Cynthia Graham Hurd, a head librarian with the Charleston County Library’s John L. Dart Branch, died June 17, 2015, in the mass shooting in Charleston.
he massacre of nine people on June 17 at the historic Emanuel A.M.E. church in Charleston, South Carolina, is a tragedy of national proportions. I feel strongly that this is a time for all Americans to act in whatever way we can to address the racial hatred that lives on in our country in ways both great and small. This is the second in a series of poems honoring the victims of the Charleston shooting.

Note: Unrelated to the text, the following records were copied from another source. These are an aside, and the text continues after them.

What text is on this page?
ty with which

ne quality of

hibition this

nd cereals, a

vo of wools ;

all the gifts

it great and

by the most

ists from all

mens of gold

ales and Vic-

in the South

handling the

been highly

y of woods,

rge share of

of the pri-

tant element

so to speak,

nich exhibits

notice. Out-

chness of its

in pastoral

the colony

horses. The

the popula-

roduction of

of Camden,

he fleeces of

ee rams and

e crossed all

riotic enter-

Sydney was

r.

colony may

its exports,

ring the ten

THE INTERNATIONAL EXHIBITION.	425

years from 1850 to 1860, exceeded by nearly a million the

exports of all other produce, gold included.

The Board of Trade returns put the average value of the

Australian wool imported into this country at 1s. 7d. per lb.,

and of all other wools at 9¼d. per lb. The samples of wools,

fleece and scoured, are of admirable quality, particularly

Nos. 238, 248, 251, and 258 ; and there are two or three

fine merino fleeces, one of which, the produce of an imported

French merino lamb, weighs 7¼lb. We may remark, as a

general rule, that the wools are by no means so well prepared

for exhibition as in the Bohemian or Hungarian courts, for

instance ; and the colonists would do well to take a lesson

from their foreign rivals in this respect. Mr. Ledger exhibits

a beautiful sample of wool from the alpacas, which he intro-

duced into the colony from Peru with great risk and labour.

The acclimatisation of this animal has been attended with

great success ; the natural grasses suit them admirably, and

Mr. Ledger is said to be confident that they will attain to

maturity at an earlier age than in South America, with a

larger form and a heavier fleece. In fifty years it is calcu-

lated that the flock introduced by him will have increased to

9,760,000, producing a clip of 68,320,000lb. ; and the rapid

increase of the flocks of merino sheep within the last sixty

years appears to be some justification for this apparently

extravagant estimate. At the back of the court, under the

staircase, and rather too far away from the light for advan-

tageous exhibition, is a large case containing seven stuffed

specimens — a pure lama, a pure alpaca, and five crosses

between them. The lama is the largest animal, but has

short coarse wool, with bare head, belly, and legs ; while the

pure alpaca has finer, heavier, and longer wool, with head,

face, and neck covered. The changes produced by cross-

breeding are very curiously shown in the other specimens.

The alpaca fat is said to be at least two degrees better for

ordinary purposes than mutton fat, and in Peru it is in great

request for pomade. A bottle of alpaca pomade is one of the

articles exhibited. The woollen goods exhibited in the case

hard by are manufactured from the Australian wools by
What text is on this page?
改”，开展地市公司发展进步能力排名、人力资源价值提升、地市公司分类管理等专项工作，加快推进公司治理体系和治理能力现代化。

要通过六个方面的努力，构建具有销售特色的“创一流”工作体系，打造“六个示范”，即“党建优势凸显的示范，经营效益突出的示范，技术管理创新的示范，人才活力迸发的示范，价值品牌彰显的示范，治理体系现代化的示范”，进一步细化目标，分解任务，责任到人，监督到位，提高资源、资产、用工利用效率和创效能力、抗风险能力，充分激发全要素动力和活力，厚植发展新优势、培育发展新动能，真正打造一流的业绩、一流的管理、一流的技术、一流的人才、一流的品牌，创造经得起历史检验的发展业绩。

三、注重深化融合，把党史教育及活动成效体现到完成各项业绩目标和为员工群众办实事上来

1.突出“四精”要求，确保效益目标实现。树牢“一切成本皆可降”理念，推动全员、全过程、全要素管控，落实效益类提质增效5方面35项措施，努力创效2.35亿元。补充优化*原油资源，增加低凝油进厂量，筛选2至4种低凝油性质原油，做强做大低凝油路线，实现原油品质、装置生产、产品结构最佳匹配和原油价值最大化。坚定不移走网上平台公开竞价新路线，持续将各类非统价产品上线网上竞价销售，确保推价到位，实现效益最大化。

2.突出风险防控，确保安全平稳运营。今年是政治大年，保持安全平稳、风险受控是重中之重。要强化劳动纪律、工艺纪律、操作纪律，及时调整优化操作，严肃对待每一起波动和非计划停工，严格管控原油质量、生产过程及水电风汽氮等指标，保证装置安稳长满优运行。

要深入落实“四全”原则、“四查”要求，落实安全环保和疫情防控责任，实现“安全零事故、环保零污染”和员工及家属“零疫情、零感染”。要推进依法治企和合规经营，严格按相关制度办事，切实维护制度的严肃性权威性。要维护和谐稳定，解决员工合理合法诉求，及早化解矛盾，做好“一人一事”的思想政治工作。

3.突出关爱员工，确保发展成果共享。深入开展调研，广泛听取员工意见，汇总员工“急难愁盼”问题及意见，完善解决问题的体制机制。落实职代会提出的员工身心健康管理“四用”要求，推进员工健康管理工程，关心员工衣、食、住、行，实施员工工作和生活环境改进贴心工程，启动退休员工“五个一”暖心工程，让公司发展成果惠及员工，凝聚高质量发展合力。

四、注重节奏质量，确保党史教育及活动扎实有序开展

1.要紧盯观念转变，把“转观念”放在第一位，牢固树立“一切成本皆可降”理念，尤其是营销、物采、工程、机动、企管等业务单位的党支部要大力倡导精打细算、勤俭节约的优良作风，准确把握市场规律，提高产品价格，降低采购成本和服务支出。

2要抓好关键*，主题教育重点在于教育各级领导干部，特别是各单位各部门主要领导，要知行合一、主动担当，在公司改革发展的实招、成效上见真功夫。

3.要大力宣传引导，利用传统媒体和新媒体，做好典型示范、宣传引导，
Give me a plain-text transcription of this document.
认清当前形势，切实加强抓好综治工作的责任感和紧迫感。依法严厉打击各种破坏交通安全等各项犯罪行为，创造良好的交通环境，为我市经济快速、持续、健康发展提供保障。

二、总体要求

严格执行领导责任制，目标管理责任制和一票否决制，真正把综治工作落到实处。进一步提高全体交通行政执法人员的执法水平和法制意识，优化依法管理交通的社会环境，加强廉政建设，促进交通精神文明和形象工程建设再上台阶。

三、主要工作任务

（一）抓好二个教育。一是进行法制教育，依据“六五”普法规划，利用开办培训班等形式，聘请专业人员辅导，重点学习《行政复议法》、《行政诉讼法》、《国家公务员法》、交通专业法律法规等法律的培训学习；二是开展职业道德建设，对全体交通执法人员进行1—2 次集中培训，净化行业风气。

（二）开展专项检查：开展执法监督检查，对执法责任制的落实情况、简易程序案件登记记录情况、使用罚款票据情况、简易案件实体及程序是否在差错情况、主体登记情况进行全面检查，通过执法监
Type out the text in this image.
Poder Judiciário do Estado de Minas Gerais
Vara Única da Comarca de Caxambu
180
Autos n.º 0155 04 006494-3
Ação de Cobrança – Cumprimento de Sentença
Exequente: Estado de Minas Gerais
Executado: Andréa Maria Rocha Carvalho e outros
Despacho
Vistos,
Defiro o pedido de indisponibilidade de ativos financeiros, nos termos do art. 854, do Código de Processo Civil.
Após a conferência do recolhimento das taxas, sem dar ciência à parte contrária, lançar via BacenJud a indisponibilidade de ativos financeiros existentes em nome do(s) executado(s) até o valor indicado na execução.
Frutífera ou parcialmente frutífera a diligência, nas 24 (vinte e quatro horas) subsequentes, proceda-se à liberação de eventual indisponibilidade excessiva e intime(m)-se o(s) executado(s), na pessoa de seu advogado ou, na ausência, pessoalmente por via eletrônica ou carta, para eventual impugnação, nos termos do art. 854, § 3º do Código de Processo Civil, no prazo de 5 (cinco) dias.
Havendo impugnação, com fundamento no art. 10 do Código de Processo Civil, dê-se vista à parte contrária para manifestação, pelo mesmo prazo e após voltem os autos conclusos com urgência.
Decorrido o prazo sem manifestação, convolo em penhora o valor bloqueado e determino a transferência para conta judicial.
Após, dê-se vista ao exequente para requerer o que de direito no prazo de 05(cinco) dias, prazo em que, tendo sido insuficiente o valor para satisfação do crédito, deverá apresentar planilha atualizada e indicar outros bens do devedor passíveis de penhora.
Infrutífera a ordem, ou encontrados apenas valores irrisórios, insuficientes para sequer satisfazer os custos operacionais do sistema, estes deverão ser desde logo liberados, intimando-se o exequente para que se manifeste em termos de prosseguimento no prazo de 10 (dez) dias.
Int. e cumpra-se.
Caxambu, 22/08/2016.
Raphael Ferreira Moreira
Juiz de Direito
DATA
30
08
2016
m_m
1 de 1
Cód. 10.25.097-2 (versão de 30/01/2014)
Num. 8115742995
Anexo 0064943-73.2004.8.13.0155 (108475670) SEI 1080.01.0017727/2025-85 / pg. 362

“Eulogy: For Cynthia Hurd”
A true public servant
A woman of faith
She was always a very smart young lady
She loved reading from a very young age
Although she had no children, she had a community full of children
She touched the lives of thousands of people
Her loss is incomprehensible
—
Charleston Public Schools; Clark Atlanta University;
University of South Carolina; a self-proclaimed “book-nerd,”
you returned to the community that raised you in order to
raise it in return. You encouraged children as new readers,
watched them grow as they worked on homework assignments,
filled out college and job applications and, ultimately,
returned to the library with children of their own.
The library, that most egalitarian institution,
like the church you loved, turned no one away;
your story ends at Mother Emanuel,
but the library, that bastion of liberty,
mother of many
will forever bear your name.
The words that open this poem (and some of those in the second half as well) are those of Cynthia Hurd’s brother and others who knew her. She was an employee of the Charleston County Public Library system for thirty-one years and the manager of the St. Andrews Regional Library, which Charleston City Council member Elliott Summey announced at a recent press conference will henceforth bear her name. More information about Cynthia Hurd and the legacy she leaves is available from the Charleston County Public Library system.